I ended up going to the shore that night, walking on the beach at midnight and swimming in the hotel's pool until the staff kicked us out. Those were experiences, memories, made in a last-minute trip on a random Thursday. And I'm going to remember those things much more than I would ever remember rewatching season nine of Grey's Anatomy on Netflix, my initial plans for the night.

I'm going to remember the bitter cold ocean water on our feet, numbing our toes, and how holding hands with my best friend as we jumped into the pool felt just like it did when we were eight years old. Those were times that I almost passed up on simply because they weren't planned. I have come to realize that there is a small bit of magic in the unplanned, in impulsivity, in not knowing where you're going, and I urge you to seek out the same bits of magic.

Think about it: When was the last time you got up and went somewhere, anywhere, just for the sake of going? For a road trip, or a day trip, or just to get out of the house? More importantly, when was the last time that you went anywhere unfamiliar without Google maps?

Throw out the itinerary and embrace all of the adventures life throws at you-and know that "adventures" can be defined however you want them to be.

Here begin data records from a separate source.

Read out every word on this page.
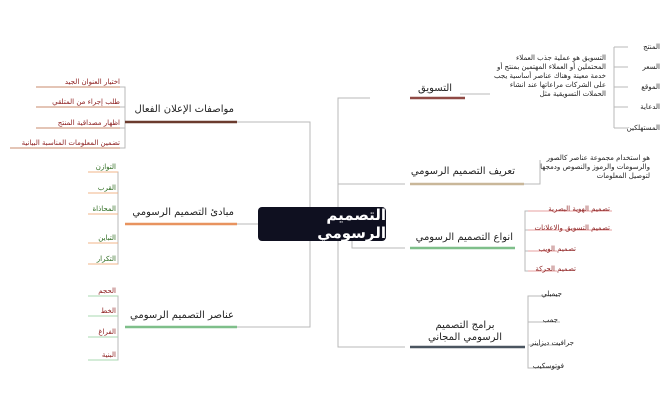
التصميم الرسومي
التسويق
التسويق هو عملية جذب العملاء المحتملين أو العملاء المهتمين بمنتج أو خدمة معينة وهناك عناصر أساسية يجب على الشركات مراعاتها عند انشاء الحملات التسويقية مثل
المنتج
السعر
الموقع
الدعاية
المستهلكين
تعريف التصميم الرسومي
هو استخدام مجموعة عناصر كالصور والرسومات والرموز والنصوص ودمجها لتوصيل المعلومات
انواع التصميم الرسومي
تصميم الهوية البصرية
تصميم التسويق والاعلانات
تصميم الويب
تصميم الحركة
برامج التصميم الرسومي المجاني
جيمبلي
جمب
جرافيت ديزاينر
فوتوسكيب
مواصفات الإعلان الفعال
اختيار العنوان الجيد
طلب إجراء من المتلقي
اظهار مصداقية المنتج
تضمين المعلومات المناسبة البيانية
مبادئ التصميم الرسومي
التوازن
القرب
المحاذاة
التباين
التكرار
عناصر التصميم الرسومي
الحجم
الخط
الفراغ
البنية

By definition, they don't have to be last-minute drives to the beach, they can be going to 7/11 in the middle of the night for Slurpees, or booking plane tickets on a whim. That carefree mentality we all had as children can be so mentally freeing, and often times, our next impromptu journey starts with a little imagination.

So make last minute plans; drive with no destination in mind. Utilize the endless chances and the people that are surrounding you. Because you're not going to remember the nights that you meticulously and considerately planned, you're more likely to remember the nights you didn't— at all. And when you get short texts urging you into impromptu good times, know that it is always (always!) better to make the drive.